Ces arguments n’ont pas suffi à tranquilliser les sénateurs s’opposant à ces dispositions. « On ne peut réutiliser les bouteilles pour conserver le vin effervescent - sinon, il y a des risques d'explosion. La filière champagne, c'est 300 millions de bouteilles, dont 50 % sont exportées. Comment lui imposer un taux de réemploi ? » pose le sénateur champenois René-Paul Savary. « Si l'on ne stabilise pas le climat, c'est toute la filière viticole qui disparaîtra. Je m'étonne que le monde viticole, qui a suscité ces amendements identiques, ne se mobilise pas davantage pour une loi Climat crédible, susceptible de créer une dynamique mondiale » critique le sénateur nantais Ronan Dantec, pour qui « le secteur viticole pourrait être la vitrine de la lutte contre le changement climatique avec des bouteilles un peu plus normées - quitte à faire une exception pour le champagne ».
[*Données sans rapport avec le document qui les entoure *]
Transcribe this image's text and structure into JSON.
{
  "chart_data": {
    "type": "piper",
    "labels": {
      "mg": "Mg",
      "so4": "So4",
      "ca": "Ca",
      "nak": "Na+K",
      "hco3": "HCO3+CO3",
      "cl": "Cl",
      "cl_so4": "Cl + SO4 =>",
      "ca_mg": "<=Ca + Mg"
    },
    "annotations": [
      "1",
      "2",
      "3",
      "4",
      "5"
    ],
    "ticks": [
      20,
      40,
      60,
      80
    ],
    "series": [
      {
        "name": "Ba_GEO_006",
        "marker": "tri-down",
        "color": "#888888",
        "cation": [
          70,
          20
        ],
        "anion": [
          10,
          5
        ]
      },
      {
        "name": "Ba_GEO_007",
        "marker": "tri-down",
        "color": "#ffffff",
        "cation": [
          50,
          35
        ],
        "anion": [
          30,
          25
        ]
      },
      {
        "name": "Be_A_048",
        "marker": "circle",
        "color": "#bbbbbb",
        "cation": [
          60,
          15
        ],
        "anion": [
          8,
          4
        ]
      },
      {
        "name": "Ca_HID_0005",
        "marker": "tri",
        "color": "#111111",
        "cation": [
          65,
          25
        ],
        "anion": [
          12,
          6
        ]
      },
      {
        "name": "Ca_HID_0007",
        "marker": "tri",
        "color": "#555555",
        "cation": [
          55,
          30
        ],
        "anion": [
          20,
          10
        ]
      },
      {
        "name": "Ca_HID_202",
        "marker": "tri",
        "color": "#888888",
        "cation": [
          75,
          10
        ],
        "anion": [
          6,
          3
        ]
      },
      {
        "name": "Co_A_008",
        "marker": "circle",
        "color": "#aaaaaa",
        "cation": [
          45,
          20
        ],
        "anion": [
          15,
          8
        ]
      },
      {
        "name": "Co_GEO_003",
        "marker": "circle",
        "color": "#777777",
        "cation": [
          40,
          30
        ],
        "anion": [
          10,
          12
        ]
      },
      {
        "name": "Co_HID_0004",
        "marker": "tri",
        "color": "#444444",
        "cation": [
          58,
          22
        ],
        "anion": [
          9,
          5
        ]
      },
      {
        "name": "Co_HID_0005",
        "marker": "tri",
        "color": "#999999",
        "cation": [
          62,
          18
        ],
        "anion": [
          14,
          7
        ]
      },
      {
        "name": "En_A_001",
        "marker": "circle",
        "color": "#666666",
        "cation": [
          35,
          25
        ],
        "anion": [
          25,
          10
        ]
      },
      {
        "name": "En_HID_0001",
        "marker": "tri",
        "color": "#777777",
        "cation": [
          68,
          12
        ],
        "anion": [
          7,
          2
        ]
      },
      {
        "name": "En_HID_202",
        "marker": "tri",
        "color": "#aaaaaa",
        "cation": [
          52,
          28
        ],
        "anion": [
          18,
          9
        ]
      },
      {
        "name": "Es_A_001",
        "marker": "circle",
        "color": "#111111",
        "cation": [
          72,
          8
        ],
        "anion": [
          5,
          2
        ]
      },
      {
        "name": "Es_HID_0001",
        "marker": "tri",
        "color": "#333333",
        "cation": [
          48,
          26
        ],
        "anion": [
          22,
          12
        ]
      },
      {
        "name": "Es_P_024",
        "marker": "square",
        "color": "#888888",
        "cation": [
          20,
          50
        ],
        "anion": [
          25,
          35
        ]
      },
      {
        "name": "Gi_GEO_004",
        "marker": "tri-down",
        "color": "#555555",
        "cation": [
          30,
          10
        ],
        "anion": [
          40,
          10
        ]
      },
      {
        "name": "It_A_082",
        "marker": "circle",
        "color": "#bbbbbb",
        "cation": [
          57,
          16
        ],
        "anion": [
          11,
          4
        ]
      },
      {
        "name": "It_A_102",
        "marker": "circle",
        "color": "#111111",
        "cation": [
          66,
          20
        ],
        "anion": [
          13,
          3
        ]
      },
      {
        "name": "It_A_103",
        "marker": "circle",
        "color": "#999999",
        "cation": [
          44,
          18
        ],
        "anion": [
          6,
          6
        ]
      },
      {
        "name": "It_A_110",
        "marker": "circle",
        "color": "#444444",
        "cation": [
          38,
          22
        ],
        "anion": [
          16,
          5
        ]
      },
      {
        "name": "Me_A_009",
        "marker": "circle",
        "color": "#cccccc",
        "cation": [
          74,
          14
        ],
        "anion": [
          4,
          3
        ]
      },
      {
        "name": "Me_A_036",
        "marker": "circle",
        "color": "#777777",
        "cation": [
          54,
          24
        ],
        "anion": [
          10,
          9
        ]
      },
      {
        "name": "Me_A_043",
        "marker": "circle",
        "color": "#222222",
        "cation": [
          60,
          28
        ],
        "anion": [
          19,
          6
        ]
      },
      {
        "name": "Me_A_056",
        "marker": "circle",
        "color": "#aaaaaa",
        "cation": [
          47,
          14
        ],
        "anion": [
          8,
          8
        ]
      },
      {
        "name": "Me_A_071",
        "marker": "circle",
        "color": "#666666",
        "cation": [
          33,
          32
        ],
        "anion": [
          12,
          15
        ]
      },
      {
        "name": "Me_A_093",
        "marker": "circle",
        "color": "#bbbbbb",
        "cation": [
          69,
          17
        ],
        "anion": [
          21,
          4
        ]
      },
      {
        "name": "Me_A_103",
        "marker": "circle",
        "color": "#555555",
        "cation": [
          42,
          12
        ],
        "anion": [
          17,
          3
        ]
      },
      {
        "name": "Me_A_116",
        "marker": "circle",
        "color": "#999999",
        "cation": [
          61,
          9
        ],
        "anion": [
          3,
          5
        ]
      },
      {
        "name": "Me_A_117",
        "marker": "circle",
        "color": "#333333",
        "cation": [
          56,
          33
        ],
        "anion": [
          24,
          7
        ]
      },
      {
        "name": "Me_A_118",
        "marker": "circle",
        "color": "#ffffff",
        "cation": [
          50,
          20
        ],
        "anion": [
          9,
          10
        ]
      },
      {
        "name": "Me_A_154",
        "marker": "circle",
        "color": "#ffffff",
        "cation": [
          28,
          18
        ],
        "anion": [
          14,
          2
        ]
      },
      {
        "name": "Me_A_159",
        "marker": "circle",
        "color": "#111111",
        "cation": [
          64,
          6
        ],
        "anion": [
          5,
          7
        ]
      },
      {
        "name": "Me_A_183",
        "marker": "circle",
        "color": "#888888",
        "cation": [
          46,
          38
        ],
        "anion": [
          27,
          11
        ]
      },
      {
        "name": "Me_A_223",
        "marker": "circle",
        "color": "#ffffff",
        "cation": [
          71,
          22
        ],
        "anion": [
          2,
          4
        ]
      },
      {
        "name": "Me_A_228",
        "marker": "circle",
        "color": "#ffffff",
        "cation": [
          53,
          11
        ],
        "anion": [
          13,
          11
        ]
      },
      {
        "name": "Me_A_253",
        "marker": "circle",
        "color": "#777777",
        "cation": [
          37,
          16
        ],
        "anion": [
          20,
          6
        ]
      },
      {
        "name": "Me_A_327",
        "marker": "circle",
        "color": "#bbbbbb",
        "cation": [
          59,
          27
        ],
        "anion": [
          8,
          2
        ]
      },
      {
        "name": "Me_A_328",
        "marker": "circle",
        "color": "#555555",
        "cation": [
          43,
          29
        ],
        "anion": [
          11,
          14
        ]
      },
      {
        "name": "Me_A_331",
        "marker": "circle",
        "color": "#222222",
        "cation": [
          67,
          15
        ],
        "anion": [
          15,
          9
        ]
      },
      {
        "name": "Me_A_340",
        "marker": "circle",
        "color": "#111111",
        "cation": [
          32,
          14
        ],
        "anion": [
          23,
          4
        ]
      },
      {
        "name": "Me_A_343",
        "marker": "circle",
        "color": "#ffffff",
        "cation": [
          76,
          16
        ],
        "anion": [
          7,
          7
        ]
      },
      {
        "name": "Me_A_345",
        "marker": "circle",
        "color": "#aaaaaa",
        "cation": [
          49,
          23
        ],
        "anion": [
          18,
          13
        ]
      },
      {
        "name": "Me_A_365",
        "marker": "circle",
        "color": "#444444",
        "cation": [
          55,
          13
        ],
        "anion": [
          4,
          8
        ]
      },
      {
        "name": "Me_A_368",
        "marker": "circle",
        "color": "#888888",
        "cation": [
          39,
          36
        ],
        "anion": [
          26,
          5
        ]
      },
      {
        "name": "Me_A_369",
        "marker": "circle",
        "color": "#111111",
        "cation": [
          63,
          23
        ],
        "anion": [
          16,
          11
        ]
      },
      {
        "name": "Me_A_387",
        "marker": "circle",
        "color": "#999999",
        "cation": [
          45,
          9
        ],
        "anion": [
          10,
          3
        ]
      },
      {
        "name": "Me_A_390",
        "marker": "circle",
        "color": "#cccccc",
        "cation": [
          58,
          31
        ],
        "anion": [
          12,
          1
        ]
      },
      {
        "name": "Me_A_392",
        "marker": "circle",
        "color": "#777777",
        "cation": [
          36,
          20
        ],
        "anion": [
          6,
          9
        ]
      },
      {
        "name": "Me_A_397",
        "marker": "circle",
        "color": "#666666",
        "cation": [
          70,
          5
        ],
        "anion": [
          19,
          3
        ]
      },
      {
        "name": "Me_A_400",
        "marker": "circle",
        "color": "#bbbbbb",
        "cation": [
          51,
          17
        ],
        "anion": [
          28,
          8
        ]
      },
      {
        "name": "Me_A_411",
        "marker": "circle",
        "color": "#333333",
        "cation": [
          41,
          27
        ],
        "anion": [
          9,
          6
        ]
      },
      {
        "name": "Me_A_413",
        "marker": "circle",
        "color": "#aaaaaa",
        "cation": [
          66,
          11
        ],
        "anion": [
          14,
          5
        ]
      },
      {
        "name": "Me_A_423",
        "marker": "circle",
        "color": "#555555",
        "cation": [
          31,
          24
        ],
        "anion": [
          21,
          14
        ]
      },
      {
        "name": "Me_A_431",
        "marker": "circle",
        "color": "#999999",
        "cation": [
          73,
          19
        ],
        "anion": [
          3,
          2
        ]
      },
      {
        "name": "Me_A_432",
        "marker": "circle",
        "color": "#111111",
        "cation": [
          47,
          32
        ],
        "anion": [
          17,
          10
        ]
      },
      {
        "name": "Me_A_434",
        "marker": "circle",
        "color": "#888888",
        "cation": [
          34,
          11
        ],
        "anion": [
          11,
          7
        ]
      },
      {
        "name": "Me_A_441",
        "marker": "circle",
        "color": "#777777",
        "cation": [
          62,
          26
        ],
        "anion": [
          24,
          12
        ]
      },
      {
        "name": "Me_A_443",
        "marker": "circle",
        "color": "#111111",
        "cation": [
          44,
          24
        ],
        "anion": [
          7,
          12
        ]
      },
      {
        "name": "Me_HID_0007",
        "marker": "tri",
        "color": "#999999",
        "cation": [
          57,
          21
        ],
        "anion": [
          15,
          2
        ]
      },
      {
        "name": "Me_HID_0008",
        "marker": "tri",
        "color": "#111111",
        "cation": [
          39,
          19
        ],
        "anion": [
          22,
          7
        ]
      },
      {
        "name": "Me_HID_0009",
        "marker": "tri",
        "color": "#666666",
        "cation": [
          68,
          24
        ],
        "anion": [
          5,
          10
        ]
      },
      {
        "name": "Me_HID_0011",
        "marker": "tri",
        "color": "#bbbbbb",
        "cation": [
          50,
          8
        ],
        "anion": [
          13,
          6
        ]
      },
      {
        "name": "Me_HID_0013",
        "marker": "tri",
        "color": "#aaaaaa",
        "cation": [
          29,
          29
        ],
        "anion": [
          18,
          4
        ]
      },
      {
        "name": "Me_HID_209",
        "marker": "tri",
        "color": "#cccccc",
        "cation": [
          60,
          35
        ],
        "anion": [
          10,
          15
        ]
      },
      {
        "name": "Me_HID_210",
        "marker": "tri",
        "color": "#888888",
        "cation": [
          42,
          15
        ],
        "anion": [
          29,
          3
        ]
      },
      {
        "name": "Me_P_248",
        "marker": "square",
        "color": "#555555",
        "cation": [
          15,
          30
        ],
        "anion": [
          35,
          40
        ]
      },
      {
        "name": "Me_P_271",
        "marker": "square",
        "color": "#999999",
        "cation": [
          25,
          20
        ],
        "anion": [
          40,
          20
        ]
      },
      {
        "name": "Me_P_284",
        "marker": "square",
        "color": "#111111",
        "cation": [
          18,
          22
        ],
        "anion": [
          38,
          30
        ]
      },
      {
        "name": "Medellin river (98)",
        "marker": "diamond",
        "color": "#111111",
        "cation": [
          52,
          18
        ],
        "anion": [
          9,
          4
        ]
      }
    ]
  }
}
« Les conséquences du réchauffement climatique, les viticulteurs sont les premiers à les subir. Même le bio est en bouteille de verre ! Évitons les clichés. Votons cet amendement, pour rassurer les viticulteurs et accompagner la filière dans son combat. Dans la lutte contre le réchauffement climatique, il y a plus urgent que le verre » réplique la sénatrice Nathalie Delattre, coprésidente de l’ANEV.
La deuxième lecture du projet est attendue courant juillet devant l’Assemblée Nationale, le Sénat devant valider le projet de loi ce 29 juin. René-Paul Savary voit dans ces amendements des bases de négociation avec les députés pour trouver un accord adapté aux spécificités de la filière vin.